Halifax had made clear to Maisky once more that the British Government was not prepared to guarantee support to the Soviet Union and had proposed that Soviet support to Rumania and Poland should be given only in case Great Britain and France should be engaged previously in war in support of Poland and Rumania and only if those countries should ask for Soviet support.

Payart had been informed that this proposal had enraged Stalin who had considered it a relegation of the Soviet Union to a third rate role unworthy of a great power. It was Payart’s impression that Stalin would withdraw the Soviet Union into a position of complete isolation. He feared that this might be only the first step which might be followed soon by large scale economic agreements between the Soviet Union and Germany.

In commenting on this telegram Léger said that if indeed the Soviet Union should withdraw into complete isolation, the entire [Page 251] effort of the French Government to build up resistance to Hitler in Eastern Europe and the Balkans would collapse, and France and England would face war with Germany and Italy under most terrible conditions. At such a moment British policy would probably become an attempt to buy off Germany by giving her possessions of other powers.

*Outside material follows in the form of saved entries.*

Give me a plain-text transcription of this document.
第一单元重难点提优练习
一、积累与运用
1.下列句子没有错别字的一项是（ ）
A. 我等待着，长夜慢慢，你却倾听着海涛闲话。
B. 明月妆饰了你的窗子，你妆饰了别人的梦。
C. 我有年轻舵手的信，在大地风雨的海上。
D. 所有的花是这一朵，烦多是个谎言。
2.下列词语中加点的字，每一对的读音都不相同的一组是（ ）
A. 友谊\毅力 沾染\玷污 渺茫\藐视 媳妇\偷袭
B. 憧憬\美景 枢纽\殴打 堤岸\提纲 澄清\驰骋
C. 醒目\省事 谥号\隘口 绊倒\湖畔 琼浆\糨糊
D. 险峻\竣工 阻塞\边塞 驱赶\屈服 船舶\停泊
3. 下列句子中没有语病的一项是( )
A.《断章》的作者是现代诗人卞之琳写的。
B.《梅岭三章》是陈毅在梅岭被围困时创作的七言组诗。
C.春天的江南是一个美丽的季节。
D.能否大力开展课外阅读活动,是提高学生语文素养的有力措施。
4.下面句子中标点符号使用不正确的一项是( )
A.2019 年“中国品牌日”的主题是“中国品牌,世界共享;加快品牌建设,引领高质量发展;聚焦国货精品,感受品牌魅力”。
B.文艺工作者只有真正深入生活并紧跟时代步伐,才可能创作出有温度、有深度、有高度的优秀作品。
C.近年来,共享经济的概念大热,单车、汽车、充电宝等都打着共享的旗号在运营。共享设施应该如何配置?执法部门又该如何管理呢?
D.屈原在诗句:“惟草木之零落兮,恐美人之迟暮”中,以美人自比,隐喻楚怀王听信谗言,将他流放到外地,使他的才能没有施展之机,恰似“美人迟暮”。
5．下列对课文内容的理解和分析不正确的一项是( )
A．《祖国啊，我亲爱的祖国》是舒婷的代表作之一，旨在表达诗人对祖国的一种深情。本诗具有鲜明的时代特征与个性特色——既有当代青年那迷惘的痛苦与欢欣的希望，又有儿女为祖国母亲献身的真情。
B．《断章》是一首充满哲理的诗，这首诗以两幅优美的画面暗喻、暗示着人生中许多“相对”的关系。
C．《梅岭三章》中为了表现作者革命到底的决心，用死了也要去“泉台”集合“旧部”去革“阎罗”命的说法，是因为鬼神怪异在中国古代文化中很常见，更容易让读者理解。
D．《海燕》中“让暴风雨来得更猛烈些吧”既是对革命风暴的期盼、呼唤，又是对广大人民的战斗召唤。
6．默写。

In conclusion Léger said that he considered Beck’s speech admirable in every way. He had telephoned to the Polish Ambassador on behalf of the French Government and had stated to him that he felt Beck, while maintaining a strong position, had done so with a minimum of provocation and the greatest possible skill. He added that the French Government on the basis of the latest military and diplomatic information was of the opinion that Germany would not attack Poland in the immediate future.

Bullitt
  1. Èdouard Daladier, President of the French Council of Ministers and Minister for National Defense.